Don’t take ANY supplements/nutraceuticals without clearing them with your onco or surgeon. Some may counteract the efficacy of your chemo or immunotherapy. And any supplement has the potential to cause GI upset—the last thing you need when you are getting treatments that do that anyway.
Don’t bother using Rogaine during chemo. If your hair is going to fall out, Rogaine won’t change that. You can use Latisse for your eyelashes and brows—it can make the remaining lashes longer but frankly that may not improve the appearance when there are fewer lashes. My recommendation is to start any hair grown products after your chemotherapy is finished.
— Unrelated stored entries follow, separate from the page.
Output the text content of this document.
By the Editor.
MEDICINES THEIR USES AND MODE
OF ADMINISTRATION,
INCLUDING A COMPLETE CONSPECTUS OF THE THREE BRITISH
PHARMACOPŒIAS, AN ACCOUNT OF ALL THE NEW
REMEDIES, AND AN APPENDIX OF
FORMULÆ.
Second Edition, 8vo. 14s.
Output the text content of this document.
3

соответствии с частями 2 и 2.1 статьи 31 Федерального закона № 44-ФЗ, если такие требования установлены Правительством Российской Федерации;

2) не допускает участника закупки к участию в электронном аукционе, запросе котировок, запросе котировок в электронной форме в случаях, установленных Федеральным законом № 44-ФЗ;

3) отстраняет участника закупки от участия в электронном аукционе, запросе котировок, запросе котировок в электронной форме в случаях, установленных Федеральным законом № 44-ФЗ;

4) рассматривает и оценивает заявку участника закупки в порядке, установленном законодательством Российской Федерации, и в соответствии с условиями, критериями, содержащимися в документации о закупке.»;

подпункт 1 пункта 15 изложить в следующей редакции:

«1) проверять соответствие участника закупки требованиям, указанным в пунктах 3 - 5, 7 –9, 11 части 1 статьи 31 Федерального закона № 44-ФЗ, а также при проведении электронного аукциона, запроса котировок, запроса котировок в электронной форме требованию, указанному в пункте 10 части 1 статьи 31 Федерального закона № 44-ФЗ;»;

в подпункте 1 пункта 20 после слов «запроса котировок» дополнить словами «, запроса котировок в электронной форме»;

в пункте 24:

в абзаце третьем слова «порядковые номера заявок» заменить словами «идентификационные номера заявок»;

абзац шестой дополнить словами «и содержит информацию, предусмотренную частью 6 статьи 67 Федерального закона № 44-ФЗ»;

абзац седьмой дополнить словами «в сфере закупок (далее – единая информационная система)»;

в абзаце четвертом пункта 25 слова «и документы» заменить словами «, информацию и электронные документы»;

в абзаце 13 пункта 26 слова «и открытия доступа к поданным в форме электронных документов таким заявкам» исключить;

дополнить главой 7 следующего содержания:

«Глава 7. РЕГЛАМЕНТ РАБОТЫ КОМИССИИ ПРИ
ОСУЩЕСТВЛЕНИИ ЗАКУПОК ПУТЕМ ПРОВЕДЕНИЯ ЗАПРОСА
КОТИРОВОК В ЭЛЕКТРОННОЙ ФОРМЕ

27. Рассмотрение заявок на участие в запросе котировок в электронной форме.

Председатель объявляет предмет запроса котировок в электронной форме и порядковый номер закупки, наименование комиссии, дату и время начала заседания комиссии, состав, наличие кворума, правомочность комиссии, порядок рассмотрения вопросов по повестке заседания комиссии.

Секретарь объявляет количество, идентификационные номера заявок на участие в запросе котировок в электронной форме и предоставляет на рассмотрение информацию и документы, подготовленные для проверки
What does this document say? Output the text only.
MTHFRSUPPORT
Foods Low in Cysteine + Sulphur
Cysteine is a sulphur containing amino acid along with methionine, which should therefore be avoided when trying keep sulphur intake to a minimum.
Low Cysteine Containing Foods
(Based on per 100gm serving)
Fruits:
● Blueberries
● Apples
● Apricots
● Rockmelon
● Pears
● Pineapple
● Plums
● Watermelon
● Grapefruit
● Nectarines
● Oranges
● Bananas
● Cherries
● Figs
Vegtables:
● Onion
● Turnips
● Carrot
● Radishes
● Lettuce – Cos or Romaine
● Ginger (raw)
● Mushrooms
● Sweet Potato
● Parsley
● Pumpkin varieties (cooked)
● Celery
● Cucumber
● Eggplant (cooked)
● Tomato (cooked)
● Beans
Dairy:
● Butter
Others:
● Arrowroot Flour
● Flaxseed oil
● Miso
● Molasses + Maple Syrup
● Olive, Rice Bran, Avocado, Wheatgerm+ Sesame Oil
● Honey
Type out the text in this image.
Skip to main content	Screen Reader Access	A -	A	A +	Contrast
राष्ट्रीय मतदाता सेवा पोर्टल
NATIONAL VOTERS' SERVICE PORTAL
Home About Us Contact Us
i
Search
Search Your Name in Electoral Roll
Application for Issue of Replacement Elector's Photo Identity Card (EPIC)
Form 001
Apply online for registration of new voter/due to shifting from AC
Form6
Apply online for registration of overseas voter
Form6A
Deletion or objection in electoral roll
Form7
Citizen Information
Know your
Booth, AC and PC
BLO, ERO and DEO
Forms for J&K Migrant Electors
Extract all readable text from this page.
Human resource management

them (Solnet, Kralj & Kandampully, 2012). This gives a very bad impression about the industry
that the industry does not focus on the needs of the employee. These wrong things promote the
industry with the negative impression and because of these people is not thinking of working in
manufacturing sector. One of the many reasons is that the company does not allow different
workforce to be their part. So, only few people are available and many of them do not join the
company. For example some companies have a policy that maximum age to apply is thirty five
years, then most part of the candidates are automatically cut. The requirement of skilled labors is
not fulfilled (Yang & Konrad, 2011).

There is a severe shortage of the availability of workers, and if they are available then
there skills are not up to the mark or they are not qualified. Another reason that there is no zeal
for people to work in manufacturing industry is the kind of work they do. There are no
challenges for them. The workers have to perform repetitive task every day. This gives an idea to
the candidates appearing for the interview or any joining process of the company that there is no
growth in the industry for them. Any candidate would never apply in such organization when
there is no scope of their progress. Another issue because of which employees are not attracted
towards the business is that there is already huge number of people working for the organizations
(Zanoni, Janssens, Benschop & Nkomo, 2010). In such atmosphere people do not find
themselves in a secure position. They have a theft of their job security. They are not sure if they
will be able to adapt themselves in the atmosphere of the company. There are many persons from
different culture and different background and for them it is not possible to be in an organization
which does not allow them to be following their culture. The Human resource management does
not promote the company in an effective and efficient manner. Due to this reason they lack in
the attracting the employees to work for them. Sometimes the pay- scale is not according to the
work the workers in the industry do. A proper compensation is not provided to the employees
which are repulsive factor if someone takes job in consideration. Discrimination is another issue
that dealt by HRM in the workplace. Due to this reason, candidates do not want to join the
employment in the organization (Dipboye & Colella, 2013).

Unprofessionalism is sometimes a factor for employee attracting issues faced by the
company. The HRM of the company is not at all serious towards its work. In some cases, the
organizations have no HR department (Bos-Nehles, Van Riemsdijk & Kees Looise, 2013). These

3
My biggest piece of advice: Don’t despair. The silver lining of breast cancer being so common is that we know so much about what to expect and what to do about it. And, number two: DO SPEAK WITH YOUR DERM! Even about the stuff that you haven’t asked your onco or you’ve asked and your onco hasn’t answered. I find that many cancer patients feel uncomfortable asking their oncos about aesthetic issues when they feel their onco is focusing on saving lives. But in my office, they can ask. And I’m happy to answer.